Добавить в цитаты Настройки чтения

Страница 4 из 9

Конечно, начальник тут абсолютно прав – он не понимает моих мотивов, а непонятное всегда настораживает и даже пугает.

– Все просто, сэр. – Я стараюсь быть убедительным. Не говорить же мне, что я решил сбежать, чтобы помочь сыну. – Сегодняшней ночью умер мой сосед по камере – Джэкоб-Апостол. Его смерть впечатлила меня. Он ушел из жизни, не успев покаяться в совершенных грехах. Никто не знает дня своей смерти. У меня тоже немало грехов. Вот я и решил признаться в одном из них, чтобы снять тяжесть с сердца. К тому же мне все равно мотать пожизненное за ювелира. Так что хуже уже не будет.

Начальник думает. Кажется, я убедил его. Он мне поверил. Для убедительности я кручу в пальцах последний подарок Апостола – его стеклянный всевидящий глаз. Начальник пододвигает ко мне лист бумаги и ручку.

– А теперь, Топор, изложи все это письменно, – говорит он.

И я принимаюсь писать. Это признание должно стать «письмом счастья» для моего сына, его шансом победить смерть.

Если задаться целью, то ее можно достичь. Начальник сообщает мне, что завтра в тюрягу ко мне приедет следователь. Но до завтрашнего дня еще следует дожить. В камере оставаться опасно. Там я один, а решетка открыта. Впервые я жалею о том, что камеры не заперты днем. А потому мне нужно постоянно оставаться на виду.
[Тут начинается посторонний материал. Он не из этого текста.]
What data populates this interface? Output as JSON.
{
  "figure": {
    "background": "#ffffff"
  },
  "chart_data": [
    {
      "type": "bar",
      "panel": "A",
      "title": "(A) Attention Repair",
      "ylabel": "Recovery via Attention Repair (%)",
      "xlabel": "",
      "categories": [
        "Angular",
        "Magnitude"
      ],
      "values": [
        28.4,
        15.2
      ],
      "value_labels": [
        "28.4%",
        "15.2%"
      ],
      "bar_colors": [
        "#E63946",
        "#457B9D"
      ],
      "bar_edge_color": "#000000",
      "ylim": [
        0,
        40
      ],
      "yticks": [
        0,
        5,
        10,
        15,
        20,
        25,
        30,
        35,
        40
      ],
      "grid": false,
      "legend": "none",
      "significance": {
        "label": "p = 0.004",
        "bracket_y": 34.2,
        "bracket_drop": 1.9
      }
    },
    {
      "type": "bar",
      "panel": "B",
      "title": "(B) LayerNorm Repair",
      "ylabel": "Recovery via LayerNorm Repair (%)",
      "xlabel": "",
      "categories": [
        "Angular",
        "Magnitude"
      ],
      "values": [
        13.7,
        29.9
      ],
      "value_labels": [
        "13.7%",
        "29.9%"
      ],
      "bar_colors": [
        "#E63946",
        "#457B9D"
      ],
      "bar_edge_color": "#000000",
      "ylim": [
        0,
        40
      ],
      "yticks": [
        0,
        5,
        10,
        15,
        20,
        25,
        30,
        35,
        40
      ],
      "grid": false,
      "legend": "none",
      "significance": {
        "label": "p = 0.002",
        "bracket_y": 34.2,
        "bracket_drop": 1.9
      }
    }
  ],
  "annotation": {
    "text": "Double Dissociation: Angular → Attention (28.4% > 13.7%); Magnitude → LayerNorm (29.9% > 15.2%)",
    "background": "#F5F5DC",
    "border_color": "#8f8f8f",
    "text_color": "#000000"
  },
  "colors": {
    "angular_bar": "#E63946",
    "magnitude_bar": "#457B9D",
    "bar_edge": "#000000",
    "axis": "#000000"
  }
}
Не думал, что главари банд так быстро договорятся между собой. После обеда на спортивной площадке я замечаю темнокожего громилу, который присматривается ко мне. Он недавно не сумел расплатиться за доставленные ему наркотики, а потому находится на крючке. Ему могут поручить что угодно, и он обязан выполнить порученное. Иначе его самого ждет смерть.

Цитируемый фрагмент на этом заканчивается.